人事院は国家公務員を対象とする機関だが、毎年の給与勧告が自治体の給与改定に大きく影響するため、自治体の人事・給与担当が動向を注視する相手である。内閣の所轄の下に置かれる中央人事行政機関で、政治的中立性を保つために合議制の行政委員会として独立性が高い。中核業務は、民間給与の実態調査をもとに国家公務員の給与改定を内閣と国会に勧告する給与勧告で、その水準や手法は地方公務員の給与改定でも参照される。このほか、採用試験の実施、研修、職員の不利益処分に対する不服審査や苦情処理、人事院規則の制定など、国家公務員の人事行政の公正を確保する役割を担う。源流は1948年に国家公務員法の改正で設けられた組織で、当初の臨時人事委員会から人事院へ改められた。地方公務員には人事委員会・公平委員会という別の仕組みがあるが、給与制度の設計では人事院勧告が事実上の基準として働く。

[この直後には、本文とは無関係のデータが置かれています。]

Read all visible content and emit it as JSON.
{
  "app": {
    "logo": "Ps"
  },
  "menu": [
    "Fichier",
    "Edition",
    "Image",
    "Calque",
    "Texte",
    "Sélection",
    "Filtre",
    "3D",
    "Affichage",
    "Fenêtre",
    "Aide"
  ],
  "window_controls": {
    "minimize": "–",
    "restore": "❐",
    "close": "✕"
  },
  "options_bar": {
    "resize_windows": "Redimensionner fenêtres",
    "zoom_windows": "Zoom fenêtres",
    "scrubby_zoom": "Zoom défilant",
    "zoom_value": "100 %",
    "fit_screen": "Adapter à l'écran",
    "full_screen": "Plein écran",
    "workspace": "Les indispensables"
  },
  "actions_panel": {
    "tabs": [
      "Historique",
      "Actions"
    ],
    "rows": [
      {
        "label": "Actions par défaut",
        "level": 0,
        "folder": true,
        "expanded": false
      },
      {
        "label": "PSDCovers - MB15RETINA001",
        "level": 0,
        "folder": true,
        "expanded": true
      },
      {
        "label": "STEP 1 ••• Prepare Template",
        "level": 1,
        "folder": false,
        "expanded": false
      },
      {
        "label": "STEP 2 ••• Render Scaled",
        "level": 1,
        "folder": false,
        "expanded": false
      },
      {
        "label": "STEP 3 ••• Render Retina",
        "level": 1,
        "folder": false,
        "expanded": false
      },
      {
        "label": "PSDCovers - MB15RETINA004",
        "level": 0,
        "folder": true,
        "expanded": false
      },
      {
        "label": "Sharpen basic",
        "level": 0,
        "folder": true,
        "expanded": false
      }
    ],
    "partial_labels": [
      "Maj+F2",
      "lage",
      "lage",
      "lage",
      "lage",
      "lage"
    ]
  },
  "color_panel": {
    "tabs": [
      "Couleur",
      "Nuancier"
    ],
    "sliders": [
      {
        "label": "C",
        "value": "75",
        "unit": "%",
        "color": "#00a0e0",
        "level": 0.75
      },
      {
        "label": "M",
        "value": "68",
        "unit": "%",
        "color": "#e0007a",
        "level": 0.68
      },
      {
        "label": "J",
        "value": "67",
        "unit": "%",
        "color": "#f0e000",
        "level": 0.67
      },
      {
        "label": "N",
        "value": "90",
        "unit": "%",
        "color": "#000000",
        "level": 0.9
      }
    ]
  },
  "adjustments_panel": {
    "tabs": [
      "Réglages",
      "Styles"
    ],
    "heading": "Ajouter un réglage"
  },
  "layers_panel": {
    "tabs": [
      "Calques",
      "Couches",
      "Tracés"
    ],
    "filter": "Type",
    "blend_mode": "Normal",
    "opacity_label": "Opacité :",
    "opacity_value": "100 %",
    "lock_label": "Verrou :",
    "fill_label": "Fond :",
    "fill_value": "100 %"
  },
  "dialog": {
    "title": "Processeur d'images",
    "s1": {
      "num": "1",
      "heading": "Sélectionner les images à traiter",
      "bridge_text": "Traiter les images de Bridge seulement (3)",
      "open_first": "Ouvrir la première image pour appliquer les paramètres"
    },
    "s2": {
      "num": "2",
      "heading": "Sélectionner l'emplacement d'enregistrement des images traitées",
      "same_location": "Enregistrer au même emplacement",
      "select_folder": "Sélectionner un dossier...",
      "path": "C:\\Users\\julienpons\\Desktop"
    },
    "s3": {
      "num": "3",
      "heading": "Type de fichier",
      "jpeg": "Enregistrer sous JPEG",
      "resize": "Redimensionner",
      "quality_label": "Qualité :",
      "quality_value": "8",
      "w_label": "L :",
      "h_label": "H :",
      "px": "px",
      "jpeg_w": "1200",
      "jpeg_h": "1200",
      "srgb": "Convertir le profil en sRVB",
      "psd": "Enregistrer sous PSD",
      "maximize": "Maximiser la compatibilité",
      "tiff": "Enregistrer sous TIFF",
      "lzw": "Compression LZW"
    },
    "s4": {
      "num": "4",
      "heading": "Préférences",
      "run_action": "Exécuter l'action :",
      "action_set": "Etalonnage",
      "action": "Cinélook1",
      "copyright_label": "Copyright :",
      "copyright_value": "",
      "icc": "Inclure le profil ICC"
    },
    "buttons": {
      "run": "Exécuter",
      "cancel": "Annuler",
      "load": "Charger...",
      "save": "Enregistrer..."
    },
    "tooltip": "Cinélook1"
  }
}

自治体との接点(給与勧告が地方公務員給与に与える影響)
人事院は国家公務員を対象とする機関だが、自治体の人事・給与実務にも毎年の人事院勧告という形で強く関わる。人事院は民間企業の給与実態を調査し、国家公務員の給与を民間と均衡させるよう、給与改定を内閣と国会に勧告する。地方公務員の給与は地方公務員法上、国家公務員や民間の給与などを考慮して定めるとされ、人事院勧告の内容や月例給・期末勤勉手当の改定率は、市区町村や都道府県の給与改定の判断材料として広く参照される。都道府県・指定都市には独自に勧告を行う人事委員会が置かれるが、その勧告も人事院勧告を一つの基準とする。自治体の人事・給与担当にとって、人事院勧告は毎年夏の給与改定議論の出発点となる重要な情報である。
行政委員会としての独立性と所掌(公正の確保)
人事院は、各省の指揮監督から距離を置く必要から、合議制の行政委員会として高い独立性を与えられている点に特徴がある。内閣の所轄の下に置かれるが、人事官をもって組織され、その身分が保障されることで、政治的な影響を受けにくい中立的な人事行政を担保している。所掌は給与勧告にとどまらず、採用試験の実施、研修、職員の不利益処分に対する不服審査や苦情の処理、人事院規則の制定など、国家公務員の人事行政の公正の確保と職員の利益の保護に及ぶ。準立法的な人事院規則の制定権と準司法的な不服審査の権限をあわせ持つ点も、独立性の高い委員会としての性格を示す。地方公務員における人事委員会・公平委員会と機能は重なる部分があり、両者を対比して理解すると役割が明確になる。